Il semble que rscS contrôle l'activité de gènes prééxistants dans toutes les souches et qui servent notamment à former des biofilms, c'est à dire une communauté de bactérie qui forme une sorte de tissu organisé. Chez la seiche, les organes lumineux sont idéaux pour réaliser des biofilms et sont par contre bien moins adéquats pour contenir des souches de bactéries motiles.
Enfin, les auteurs ont isolé une souche chez le poisson qui possède ce gène et qui serait donc capable théoriquement de coloniser les deux organismes (et cette capacité a été effectivement observée en laboratoire).

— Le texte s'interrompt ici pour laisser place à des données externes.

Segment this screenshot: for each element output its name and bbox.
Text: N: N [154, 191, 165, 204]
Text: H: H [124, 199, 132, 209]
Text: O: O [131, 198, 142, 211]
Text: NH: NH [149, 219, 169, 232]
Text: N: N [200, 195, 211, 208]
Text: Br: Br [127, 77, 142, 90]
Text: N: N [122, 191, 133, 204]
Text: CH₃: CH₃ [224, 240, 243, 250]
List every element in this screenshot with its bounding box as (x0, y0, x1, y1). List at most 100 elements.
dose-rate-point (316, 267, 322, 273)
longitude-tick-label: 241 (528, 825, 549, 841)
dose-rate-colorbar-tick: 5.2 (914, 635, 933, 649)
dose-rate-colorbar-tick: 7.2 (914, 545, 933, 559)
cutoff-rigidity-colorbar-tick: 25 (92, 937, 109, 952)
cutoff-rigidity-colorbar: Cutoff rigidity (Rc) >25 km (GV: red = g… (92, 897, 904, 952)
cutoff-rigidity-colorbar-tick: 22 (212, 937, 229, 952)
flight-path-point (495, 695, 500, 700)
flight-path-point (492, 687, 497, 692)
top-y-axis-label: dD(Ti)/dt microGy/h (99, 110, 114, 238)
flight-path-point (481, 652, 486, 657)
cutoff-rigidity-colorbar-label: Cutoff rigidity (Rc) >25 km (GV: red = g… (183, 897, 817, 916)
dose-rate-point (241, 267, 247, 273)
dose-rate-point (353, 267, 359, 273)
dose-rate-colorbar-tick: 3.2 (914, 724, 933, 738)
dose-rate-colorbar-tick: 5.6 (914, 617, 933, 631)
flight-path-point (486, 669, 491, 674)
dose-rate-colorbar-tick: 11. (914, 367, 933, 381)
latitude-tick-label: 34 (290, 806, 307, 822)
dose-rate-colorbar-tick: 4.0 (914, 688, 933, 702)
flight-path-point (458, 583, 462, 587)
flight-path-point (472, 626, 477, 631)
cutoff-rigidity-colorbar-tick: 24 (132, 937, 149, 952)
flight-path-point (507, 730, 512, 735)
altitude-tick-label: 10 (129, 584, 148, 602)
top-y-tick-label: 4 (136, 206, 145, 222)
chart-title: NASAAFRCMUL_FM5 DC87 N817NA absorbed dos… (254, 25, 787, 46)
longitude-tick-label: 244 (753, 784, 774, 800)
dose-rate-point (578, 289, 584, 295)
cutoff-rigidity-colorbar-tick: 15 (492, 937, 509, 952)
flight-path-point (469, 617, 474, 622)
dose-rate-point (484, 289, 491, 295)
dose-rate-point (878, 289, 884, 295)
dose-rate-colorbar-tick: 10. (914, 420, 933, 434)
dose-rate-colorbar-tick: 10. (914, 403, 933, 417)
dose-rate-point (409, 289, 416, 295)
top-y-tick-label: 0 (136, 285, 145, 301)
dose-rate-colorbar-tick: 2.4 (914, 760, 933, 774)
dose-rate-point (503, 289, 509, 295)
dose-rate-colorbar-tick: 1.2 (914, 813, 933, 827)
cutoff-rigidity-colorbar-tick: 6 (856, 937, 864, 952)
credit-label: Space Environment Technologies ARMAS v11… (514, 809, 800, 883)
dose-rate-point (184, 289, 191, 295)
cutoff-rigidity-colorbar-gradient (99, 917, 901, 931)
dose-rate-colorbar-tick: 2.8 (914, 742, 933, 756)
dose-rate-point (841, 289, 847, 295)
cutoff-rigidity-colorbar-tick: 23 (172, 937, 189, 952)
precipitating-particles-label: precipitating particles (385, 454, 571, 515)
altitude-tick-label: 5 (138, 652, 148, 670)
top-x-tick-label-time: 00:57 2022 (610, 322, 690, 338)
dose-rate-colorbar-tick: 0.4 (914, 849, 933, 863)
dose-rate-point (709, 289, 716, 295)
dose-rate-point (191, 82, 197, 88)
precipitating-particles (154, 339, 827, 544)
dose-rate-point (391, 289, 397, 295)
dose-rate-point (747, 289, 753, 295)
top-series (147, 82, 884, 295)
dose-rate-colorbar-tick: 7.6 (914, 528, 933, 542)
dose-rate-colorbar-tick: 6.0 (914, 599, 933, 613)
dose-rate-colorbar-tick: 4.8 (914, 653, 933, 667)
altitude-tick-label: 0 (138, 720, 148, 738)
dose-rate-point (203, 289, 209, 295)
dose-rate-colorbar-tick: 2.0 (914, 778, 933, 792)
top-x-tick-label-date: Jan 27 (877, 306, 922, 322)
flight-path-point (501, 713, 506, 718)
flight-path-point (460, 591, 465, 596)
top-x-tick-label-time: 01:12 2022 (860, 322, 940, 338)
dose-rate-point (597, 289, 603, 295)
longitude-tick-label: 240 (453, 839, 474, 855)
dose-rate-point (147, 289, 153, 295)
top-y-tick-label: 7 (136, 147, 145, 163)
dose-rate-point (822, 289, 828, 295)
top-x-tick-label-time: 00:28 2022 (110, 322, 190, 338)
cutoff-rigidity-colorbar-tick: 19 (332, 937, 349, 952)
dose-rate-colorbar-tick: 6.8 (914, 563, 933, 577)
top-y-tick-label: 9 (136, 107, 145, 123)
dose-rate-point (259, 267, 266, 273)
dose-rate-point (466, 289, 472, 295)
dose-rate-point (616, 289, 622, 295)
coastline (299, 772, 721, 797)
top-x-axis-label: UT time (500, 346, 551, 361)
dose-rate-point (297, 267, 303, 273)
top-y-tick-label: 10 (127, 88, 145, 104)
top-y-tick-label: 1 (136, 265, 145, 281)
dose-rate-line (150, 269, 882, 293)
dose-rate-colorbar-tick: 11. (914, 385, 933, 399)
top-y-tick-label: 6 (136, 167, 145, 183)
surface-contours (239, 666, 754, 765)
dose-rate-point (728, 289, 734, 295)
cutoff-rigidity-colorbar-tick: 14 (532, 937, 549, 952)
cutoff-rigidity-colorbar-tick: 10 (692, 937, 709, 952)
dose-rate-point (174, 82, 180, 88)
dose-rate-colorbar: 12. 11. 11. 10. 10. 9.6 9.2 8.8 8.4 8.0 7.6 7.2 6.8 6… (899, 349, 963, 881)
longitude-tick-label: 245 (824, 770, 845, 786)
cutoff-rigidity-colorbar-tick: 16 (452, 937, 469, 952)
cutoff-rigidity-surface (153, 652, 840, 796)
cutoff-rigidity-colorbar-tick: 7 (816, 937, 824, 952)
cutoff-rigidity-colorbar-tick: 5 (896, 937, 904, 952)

Cette étude, en plus de nous donner l'occasion d'aller presque jusqu'au bout d'un mécanisme de convergence évolutive, permet également de nous interroger sur la manière dont les bactéries peuvent élargir leur spectre spécifique d'infection: ici nous avons l'exemple d'une bactérie symbiotique qui change d'hôte grâce à un seul nouveau gène. Existe t-il des mécanismes similaires qui font passer des bactéries inoffensives pour l'homme en pathogène dévastateur? Dans ce cas, contrer l'action d'un seul gène peut se montrer bien plus facile que d'aborder un mécanisme complexe de pathogénicité. Les nouvelles thérapies ne constitueraient plus à tuer les bactéries mais plutôt à jouer à va voir là-bas si j'y suis...

Liens:
Not Exactly Rocket Science
Mémoire Bibliographique sur la bioluminescence

Reference:
(1)Hastings,J.W. Biological diversity, chemical mechanisms, and the evolutionary origins of bioluminescent systems. J. Mol. Evol. 19,309 (1983)
Mark J. Mandel, Michael S. Wollenberg, Eric V. Stabb, Karen L. Visick, Edward G. Ruby (2009). A single regulatory gene is sufficient to alter bacterial host range Nature DOI: 10.1038/nature07660
Nature’s Bright Idea. Shreeram Akilesh. 2000. (pdf)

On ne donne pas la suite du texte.